This statement has been sent to the Senate Foreign Relations Committee. There will be a second hearing on the Convention on the Rights of Persons with Disabilities on November 21, 2013. Related materials include a petition posted by the Campaign to Repeal Mental Health Laws, urging the Senate to ratify the CRPD without reservations, understandings or declarations (RUDs), and letters previously sent by CHRUSP and others opposing the package of RUDs.
Statement to the Senate Foreign Relations Committee on CRPD
Tina Minkowitz, Esq. November 19, 2013
The United States has been admired as a leader in the field of disability rights because of the ADA. However, the ADA is not the gold standard for comprehensive protection of human rights of persons with disabilities without discrimination in all aspects of life. That mantle belongs to the Convention on the Rights of Persons with Disabilities.
The CRPD drew from many sources, primarily from advocacy coming from the lived experience of people with disabilities in every part of the world. The United States and other governments contributed their own best practices, but the treaty resulted from a strong cooperation between governments and civil society – particular organizations of persons with disabilities. This author has intimate knowledge of the CRPD drafting and negotiations, having been one of the leaders of the International Disability Caucus, which coordinated civil society work under the leadership of disabled people’s organizations, and having been one of the twelve NGO representatives on a forty-member group that was designated to draft the text.

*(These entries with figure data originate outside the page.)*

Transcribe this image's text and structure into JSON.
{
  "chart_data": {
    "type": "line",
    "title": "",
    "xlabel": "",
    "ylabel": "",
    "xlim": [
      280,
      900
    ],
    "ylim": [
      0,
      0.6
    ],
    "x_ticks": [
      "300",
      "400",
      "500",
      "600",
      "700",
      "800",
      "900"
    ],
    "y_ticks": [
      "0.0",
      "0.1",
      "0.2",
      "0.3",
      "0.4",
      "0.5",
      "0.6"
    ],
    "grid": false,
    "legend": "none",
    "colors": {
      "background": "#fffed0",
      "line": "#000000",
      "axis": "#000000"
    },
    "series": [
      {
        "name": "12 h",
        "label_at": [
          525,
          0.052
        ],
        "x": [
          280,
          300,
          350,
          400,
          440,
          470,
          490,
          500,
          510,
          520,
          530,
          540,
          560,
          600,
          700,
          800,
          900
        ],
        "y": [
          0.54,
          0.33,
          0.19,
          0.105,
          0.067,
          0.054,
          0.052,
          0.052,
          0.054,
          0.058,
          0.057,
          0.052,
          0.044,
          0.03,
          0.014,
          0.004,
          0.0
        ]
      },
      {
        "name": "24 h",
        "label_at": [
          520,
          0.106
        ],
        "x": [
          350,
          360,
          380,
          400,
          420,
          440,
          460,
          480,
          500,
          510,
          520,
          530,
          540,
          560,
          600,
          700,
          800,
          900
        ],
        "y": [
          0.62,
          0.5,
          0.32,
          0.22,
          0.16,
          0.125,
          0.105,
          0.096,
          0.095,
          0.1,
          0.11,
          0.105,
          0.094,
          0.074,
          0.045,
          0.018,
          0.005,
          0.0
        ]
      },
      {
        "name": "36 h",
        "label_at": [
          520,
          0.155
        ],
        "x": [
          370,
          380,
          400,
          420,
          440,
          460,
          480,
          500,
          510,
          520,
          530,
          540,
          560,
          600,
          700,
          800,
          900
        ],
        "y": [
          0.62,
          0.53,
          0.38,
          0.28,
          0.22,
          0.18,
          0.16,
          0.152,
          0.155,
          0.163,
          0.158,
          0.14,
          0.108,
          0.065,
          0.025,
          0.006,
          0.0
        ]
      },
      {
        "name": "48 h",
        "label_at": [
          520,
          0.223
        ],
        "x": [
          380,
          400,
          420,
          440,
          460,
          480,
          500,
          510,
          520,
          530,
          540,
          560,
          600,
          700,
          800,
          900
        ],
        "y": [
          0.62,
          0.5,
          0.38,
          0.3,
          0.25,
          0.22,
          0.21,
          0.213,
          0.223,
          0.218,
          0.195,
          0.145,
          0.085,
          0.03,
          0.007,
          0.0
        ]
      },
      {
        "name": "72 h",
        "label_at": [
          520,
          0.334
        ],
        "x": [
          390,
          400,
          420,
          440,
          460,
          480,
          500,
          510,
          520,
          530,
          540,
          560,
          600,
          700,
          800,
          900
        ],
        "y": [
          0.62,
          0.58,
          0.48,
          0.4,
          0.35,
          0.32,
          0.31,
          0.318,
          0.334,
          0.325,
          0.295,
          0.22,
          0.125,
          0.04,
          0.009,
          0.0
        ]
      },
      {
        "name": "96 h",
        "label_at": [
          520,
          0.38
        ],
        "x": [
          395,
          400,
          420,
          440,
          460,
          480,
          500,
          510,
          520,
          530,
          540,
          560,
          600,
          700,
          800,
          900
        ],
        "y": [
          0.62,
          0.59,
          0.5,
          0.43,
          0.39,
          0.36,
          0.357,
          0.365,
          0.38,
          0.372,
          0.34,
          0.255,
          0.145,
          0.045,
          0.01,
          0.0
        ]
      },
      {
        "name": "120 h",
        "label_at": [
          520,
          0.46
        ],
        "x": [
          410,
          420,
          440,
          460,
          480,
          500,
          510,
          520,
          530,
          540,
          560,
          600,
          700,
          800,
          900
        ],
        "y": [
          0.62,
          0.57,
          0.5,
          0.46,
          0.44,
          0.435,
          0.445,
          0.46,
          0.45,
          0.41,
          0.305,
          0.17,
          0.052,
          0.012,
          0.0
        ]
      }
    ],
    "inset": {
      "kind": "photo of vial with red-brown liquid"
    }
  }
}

The CRPD innovates beyond existing domestic laws in important respects. It brings together the full range of human rights – civil, political, economic, social and cultural. It refers constantly to a transversal principle of equality and non-discrimination in the exercise and enjoyment of human rights and fundamental freedoms, but it is more than a mere statement that discrimination is to be prohibited; the obligations flowing from non- discrimination are set out in each field. The most transformative vision of the CRPD stems from its extension of the disability rights paradigm to legal capacity and personal liberty. Articles 12 and 14 require the elimination of guardianship, substituted decision- making, involuntary commitment and compulsory treatment – human rights violations which particularly impact people labeled with psychiatric, developmental and cognitive disabilities. This might be termed a “second wave” of the disability rights movement. It is not present in the ADA or as yet in other national legislations, but a number of governments and NGOs throughout the world are working on reform of law and practices to comply with the CRPD standards.
It is therefore disturbing to witness not only the numerous RUDs of unprecedented number and scope, but the intent of the RUDs as apparent from their content and from the statements of both Senators and witnesses in the Foreign Relations Committee hearings. It appears that the intent and effect of the RUDs taken as a whole is to preclude any necessity for action by the US to bring its own law into compliance with international standards that it would claim to ratify. Ratification on these terms violates the core principle of international law that domestic law does not excuse a government from complying with its international obligations1, and its corollary that states parties are expected to conform their domestic law to the requirements of a ratified treaty2. The United States cannot escape this obligation by declaring that its law fulfills or exceeds the requirements of the treaty.
People with disabilities in the United States – including those of us from the most marginalized “second wave” – need the CRPD to be brought into domestic law, including by compliance with the obligation under Article 4(1) to repeal laws which, under the terms of the CRPD, discriminate against persons with disabilities, and to enact legislation that may be required to implement the rights recognized. To reject this central obligation or seek loopholes to avoid it does a sad disservice to persons with disabilities, and is not in keeping with the purpose or principles of the CRPD.
If the US wishes to maintain its reputation as a leader in the field of disability rights, it is not enough to assist other countries in building ramps and developing accessible technology. Those are laudable aims but are at best half of what the CRPD requires. There is a new world in disability rights, and the US risks being left behind unless there is a reversal of course that commits to full domestic implementation in compliance with standards that have been set by the international community with US participation.
Please see www.chrusp.org and contact [email protected] for further information.
1 Article 27, Vienna Convention on the Law of Treaties, 1155 U.N.T.S. 331, 8 I.L.M. 679, entered into force Jan. 27, 1980. Provisions of the VCLT reflect customary international law accepted by the United States, see Chubb & Son, Inc. v. Asiana Airlines, 214 F.3d 301, 308-309 (2d Cir. N.Y. 2000). See also Restat 3d of the Foreign Relations Law of the U.S., § 115 (1)(b).
2 See objections made by Austria, Denmark, Finland, Netherlands and Sweden to reservations by other states parties to the VCLT. Similar objections have been made to reservations under the CRPD that give broad preference to domestic law.